Parole de pâtres...
Assou vivait heureux au milieu de son troupeau de caprins et d'ovins. Il avait de la chance de fouler plus de terrain que quiconque. Toutes les prairies lui appartenaient et il se délectait tous les jours d'y promener son regard magistral en même temps que son bétail. Il avait aussi la chance de se démarquer de sa société se de goûter aux délices de la solitude.
Tonton Assou était alors âgé d'une quarantaine d'années et prenait la vie du bon bout et du bon côté. Il était un philosophe né: ceux de sa génération témoignaient de sa lucidité d'esprit et de son intelligence avancée. Il ne parlait que pour énoncer une sagesse, une maxime. On ne se lassait jamais de sa présence, on sirotait toujours ses propos. Quand il quittait les siens, ou les vieux de son ksar Taltfraout, en occurrence, qui étaient habitués à somnoler au soleil, il le faisait si discrètement que l'on se souvenait même pas qu'il fût présent. Il ne voulait laisser de trace de son passé que pour ses réflexions philosophiques.
Tout le monde au village l'aimait et l'estimait, sentiments qu'il savait rendre si bien à tous ses concitoyens.
Un jour tonton Assou dit à l'un de ses admirateurs:
-Tu sais Moha, ce matin; je L'ai rencontrée.
Intrigué, Moha lui demanda: "Tu as rencontré qui?"
-La Vie.
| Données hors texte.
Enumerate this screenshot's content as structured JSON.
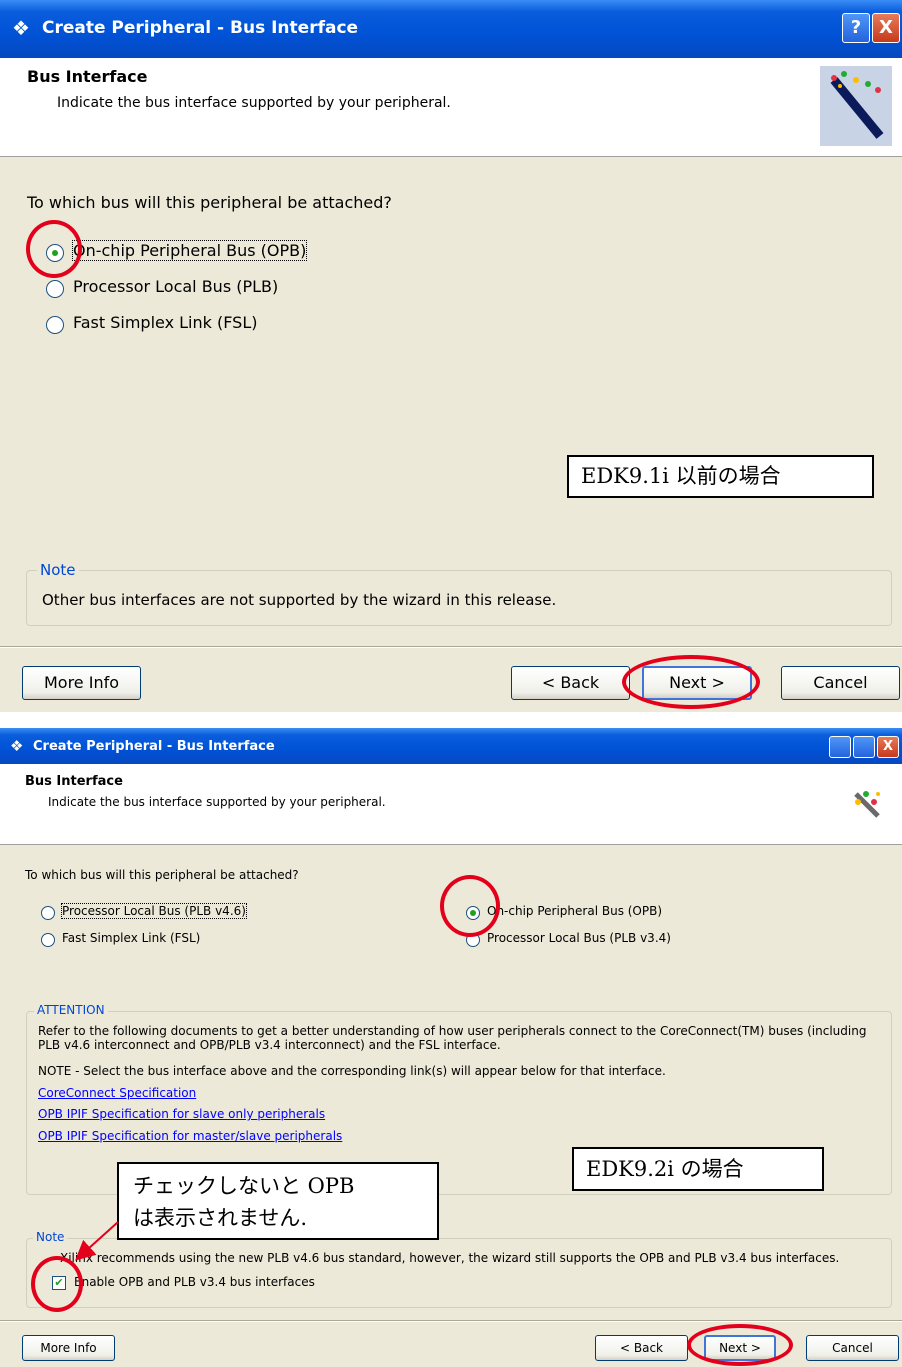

Elle a pris la forme d'une jeune femme bien fardée et combien alléchante! Elle m'a parlé et est partie en éclatant de rire.
-Elle t'a parlé? Qu'a-t-elle donc à te dire, toi l'ermite?
-Elle m'a fait savoir qu'untel la courtisait depuis longtemps croyant qu'il allait l'apprivoiser. Elle à le fuir et à lui tourner le dos. Elle se moque bien de lui et de tout ce qu'il possède.
-Tu as raison Assou. Depuis que j'ai ouvert les yeux sur ce bas monde, ce qui dam ne fait que courir après l'argent...il finira par se casser les dents contre terre et pour passer à côté de la vie.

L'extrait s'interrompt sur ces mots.